Great, looking forward to it. I usually end up sprinkling Obj.magic throughout the code which I don’t really appreciate. They work as a sort of “this stuff is unsafe” greppable marker, but transforming to unknown is rather safe. :]
The semantics of Obj.t is close to JavaScript’s Object, which is actually the top type. So the belief that unknown is safer than Obj.t is a myth, because there’s very little the compiler can do about top types.
If it’s something for logging or display, it’s better to convert to JSON.t (or BSON.t in your case) early, because it really should be serializable.
In all other cases, it’s better to box values early, or to coerce at least your own abstract type. There’s no good reason to turn a well-known type into “unknown”.
right, what I’m saying is that transforming to any top-type (unknown or something else) is safe, and that’s why I want to avoid use Obj.magic, which I use as a “this stuff is not safe” marker. that’s why I’m using Obj.repr instead, which gives off a safer vibe (from a grep perspective, because it doesn’t signify anything dangerous, only Obj.obj or Obj.magic does that). which is why I was a bit put off by it being deprecated. makes sense?
I have my own MessagePack decoder for TypeScript written in ReScript.
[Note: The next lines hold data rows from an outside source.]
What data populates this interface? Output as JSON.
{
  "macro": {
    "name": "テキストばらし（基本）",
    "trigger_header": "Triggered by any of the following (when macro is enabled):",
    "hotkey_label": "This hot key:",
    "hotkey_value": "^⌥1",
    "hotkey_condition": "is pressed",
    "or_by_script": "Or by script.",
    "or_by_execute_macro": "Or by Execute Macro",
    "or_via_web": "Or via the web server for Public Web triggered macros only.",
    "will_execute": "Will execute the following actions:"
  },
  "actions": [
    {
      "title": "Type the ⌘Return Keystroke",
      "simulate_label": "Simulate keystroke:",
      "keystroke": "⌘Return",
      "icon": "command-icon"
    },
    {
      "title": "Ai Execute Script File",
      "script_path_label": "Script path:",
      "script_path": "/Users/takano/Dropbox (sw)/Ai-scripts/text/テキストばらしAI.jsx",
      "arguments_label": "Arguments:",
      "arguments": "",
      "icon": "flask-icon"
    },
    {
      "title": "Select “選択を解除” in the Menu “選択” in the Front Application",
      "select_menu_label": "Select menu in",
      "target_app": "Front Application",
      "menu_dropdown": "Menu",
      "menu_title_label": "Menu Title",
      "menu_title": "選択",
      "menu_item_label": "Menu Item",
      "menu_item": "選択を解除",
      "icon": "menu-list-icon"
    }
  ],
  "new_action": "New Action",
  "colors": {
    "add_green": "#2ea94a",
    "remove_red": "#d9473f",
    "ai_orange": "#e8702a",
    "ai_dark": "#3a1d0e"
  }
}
And there is result instead of Obj.repr, but it is never used for value type. Because they have different semantics and different sources.
The conversion to the top type is safe, but other codes that receive that type must handle it structurally.
That is not healthy from a language perspective, but it is allowed for FFIs.
If your decoder doesn’t allow partial errors, the value type should be the same as the input. Suppose you used Result instead of an exception. The decoder already knows the input type 'a, so it shouldn’t need to coerce at all.
Then the compiler’s approach is to improve the type inferences on exceptions.
Thanks for your feedback, it’s valid but it also addresses things beyond my question. I would change to BSON.t but they’re unfortunately different from BSON.value. The codec is rather hacky atm, but I’ll address it later and incorporate your feedback.
Either way, is Obj being deprecated? Why isn’t Obj.t being deprecated, but everything else (except Obj.magic) is? I would like to see some 'a => unknown converter because I dislike using Obj.magic - I want to put it only where “absolutely needed” so I can grep for stupid stuff in my code base.
Either way, is Obj being deprecated? Why isn’t Obj.t being deprecated, but everything else (except Obj.magic) is?
Obj is a name from OCaml, so I think yes. I wanted to deprecate entirely, but it’s simply too widely used and causes compatibility problems (even inside the compiler itself). Maybe we’ll reconsider it in v12~v13
We have dict and unknown. You can coerce explicitly with %identity, the same way as Obj.repr.
I just wanted to mention my concern about supporting it at the syntax level. e.g. value :> unknown, unlike other coercions, the compiler cannot check anything.